Editorial: Judge’s ‘Fifty Shades of Grey’ fun trivialized rape …
September 26, 2016 - Fifty Shades of Grey
Sexual attack is horrifyingly pervasive in a U.S., and females between a ages of 16 and 19 are 4 times some-more expected to be victims than a ubiquitous population. According to a National Crime Victimization Survey conducted by a U.S. Department of Justice, on average, some-more than a entertain of a million people are raped or intimately assaulted in a U.S. any year (estimates from other organizations, such as a Centers for Disease Control and Prevention, are many higher). However, rape and passionate attack are among a many underreported crimes in a country, and many victims know their attackers.
We competence never know how many victims of passionate attack are indeed among us. RAINN is a largest American classification dedicated to combating passionate violence, and it acknowledges a problem in anticipating arguable statistics: “Sexual attack is notoriously formidable to measure, and there is no singular source of information that provides a finish design of a crime.” This should be a sobering fact for all of us — there are thousands of rape and passionate attack victims pang in overpower while their assailants travel free.

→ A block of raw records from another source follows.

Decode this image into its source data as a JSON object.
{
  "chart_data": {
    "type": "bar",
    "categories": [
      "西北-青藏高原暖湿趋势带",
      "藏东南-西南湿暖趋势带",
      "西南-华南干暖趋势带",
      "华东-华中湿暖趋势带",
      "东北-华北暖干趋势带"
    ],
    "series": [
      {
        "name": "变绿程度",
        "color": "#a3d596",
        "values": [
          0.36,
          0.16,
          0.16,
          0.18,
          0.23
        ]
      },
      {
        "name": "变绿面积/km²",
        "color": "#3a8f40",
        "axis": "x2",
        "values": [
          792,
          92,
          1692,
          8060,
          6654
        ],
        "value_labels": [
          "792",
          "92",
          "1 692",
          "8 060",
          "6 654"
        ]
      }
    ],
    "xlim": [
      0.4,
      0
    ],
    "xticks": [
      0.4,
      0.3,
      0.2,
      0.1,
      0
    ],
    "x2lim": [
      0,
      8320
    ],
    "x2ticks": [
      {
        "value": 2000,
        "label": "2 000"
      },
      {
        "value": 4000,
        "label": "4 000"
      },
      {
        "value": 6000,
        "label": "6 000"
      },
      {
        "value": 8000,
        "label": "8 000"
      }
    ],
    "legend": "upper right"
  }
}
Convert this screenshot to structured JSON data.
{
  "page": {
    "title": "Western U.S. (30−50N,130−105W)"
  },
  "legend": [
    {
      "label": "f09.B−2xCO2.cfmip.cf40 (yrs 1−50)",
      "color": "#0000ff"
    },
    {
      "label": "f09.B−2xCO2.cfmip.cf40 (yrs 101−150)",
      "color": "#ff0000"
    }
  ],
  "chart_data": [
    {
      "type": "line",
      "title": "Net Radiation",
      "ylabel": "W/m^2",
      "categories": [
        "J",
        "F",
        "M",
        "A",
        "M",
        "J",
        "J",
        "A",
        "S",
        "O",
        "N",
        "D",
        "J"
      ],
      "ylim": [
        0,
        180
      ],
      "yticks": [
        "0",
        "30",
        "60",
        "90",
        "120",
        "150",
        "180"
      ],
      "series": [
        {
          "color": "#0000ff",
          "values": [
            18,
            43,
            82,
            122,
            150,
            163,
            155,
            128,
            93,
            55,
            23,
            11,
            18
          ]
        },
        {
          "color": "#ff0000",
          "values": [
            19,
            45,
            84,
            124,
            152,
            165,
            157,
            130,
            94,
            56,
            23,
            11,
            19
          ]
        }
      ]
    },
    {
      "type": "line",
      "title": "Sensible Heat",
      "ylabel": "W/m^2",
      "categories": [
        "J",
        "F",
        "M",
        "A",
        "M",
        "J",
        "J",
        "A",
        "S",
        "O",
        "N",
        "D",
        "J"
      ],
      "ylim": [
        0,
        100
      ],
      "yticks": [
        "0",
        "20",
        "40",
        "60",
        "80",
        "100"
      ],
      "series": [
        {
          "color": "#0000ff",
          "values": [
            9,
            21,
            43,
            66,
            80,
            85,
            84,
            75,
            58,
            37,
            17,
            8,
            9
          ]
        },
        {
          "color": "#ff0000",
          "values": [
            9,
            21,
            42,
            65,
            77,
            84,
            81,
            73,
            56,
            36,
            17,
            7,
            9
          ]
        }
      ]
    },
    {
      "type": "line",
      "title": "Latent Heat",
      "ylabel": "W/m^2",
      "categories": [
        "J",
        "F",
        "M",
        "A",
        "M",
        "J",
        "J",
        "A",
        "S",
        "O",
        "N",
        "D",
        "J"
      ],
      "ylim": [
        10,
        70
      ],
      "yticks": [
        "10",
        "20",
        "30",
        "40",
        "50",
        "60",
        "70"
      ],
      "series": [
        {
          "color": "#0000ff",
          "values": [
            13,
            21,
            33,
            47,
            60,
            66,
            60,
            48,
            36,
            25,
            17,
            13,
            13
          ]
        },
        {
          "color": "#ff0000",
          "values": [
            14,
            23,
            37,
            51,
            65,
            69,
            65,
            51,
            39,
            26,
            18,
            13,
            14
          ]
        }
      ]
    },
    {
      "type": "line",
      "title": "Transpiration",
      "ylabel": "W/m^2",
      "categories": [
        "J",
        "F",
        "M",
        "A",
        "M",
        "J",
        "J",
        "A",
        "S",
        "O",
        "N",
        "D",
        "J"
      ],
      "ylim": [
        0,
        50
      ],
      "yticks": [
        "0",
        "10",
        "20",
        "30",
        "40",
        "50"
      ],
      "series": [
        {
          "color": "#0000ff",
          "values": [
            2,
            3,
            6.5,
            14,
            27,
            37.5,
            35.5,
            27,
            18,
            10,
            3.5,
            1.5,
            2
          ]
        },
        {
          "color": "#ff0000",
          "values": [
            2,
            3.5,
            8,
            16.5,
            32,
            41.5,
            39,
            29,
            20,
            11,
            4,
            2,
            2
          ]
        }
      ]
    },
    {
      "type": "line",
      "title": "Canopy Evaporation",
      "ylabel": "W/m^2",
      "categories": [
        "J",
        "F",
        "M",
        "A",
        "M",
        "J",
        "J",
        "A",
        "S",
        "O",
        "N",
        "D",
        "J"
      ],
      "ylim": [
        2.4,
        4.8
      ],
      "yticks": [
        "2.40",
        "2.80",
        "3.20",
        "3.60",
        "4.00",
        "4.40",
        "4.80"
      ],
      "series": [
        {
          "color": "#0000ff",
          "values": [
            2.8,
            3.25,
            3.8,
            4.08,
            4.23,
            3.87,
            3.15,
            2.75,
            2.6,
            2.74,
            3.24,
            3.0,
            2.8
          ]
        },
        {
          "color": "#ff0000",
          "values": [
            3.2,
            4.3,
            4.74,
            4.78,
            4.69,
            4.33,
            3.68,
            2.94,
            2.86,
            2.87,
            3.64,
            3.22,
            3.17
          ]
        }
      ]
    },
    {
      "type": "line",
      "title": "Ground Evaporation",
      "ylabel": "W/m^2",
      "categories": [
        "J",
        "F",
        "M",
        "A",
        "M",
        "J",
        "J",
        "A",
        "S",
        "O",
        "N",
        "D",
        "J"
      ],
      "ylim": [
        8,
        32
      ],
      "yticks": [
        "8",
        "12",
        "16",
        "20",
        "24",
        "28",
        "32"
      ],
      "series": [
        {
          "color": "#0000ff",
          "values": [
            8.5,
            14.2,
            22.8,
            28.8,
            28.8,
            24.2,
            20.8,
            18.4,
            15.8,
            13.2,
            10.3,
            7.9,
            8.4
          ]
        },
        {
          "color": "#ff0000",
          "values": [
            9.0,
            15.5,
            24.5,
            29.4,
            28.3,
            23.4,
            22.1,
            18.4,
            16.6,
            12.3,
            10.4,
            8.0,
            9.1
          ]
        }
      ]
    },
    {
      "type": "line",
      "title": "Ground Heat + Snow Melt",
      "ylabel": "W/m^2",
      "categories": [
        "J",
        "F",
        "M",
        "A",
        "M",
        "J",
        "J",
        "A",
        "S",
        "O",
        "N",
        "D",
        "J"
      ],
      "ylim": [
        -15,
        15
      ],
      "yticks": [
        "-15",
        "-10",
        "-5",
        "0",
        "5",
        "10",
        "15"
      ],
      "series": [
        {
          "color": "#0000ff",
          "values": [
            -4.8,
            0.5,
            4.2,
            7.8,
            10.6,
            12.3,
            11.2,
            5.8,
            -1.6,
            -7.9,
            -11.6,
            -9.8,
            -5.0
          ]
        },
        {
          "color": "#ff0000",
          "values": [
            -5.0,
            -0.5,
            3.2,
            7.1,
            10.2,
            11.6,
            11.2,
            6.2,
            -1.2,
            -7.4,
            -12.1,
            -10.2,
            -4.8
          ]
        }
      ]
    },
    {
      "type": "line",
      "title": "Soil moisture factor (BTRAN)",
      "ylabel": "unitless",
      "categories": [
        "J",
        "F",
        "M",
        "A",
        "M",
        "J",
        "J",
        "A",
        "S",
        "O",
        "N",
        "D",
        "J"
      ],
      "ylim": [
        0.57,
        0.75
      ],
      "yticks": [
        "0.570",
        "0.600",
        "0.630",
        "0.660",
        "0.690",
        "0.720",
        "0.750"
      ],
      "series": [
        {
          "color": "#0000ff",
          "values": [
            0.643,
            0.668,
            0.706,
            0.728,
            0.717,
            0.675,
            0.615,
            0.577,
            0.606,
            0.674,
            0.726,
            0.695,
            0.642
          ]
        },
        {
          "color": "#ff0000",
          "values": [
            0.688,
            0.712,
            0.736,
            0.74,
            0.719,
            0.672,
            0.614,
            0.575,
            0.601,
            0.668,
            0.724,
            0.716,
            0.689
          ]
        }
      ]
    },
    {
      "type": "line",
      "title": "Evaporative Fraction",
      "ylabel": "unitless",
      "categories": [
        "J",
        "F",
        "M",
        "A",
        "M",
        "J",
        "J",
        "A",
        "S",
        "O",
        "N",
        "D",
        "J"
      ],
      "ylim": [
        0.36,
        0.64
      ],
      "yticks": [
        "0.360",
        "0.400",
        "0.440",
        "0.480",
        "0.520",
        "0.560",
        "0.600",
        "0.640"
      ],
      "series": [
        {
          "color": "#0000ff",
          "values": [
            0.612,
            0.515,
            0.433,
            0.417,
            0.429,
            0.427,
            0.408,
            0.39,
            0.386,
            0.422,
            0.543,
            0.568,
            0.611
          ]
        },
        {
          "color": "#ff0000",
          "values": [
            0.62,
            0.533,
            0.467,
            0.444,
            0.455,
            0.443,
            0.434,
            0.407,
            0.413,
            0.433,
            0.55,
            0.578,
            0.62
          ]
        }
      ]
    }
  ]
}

Jackson County District Judge Norbert Marek Jr. competence wish to remember this large assembly of unnamed victims before he creates another fun about passionate attack during a rape case.
Last week, a lady in Marek’s courtroom testified opposite Jacob C. Ewing — a 21-year-old Holton male who faces 17 sex crime charges from 6 opposite women (including rape, attempted rape, assailant sodomy, aggravated faulty liberties with a child underneath a age of 14 and aggravated passionate battery). After a lady testified Ewing ripped off her pants opposite her will, dragged her to his bed by her hair and forced her to have sex, Marek wondered aloud: “Is this ‘Fifty Shades of Grey’ or 50 shades of illegal? That’s best left to a jury.”
This sprightly acknowledgement — implying that an purported assailant competence have been personification a passionate diversion with his prosecution — had no place in a courtroom. Not usually did it trivialize one of a many dire practice a chairman can have, though it also done an uncalled-for idea about a justification in a case. Marek was right about one thing: Speculation about what happened between Ewing and a lady is “best left to a jury” instead of a decider with a bizarre clarity of humor. While each suspect deserves a hypothesis of innocence, there’s no reason for a decider to publicly posit about a inlet of a box before all of a information is available.
Ewing’s prosecution voiced doubt that she’d been raped since she went to his residence “on my possess giveaway will.” We need to do all we can to absolved passionate attack victims of this idea — there’s never an forgive for rape or passionate assault, no matter a circumstances. By joking about a woman’s rape allegations, Marek unsuccessful to pierce us toward this necessary, open conversation. If different victims don’t consider they’ll be taken seriously, they’ll sojourn in a dark perpetually — and that would be a terrible visualisation on the society.
Members of The Capital-Journal’s editorial advisory house are Zach Ahrens, Matt Johnson, Ray Beers Jr., Laura Burton, Darren Canady, Garry Cushinberry, Matt Gassen, Mike Hall, Jessica Hosman, Jessica Lucas, Vern McFalls, Veronica Padilla and John Stauffer.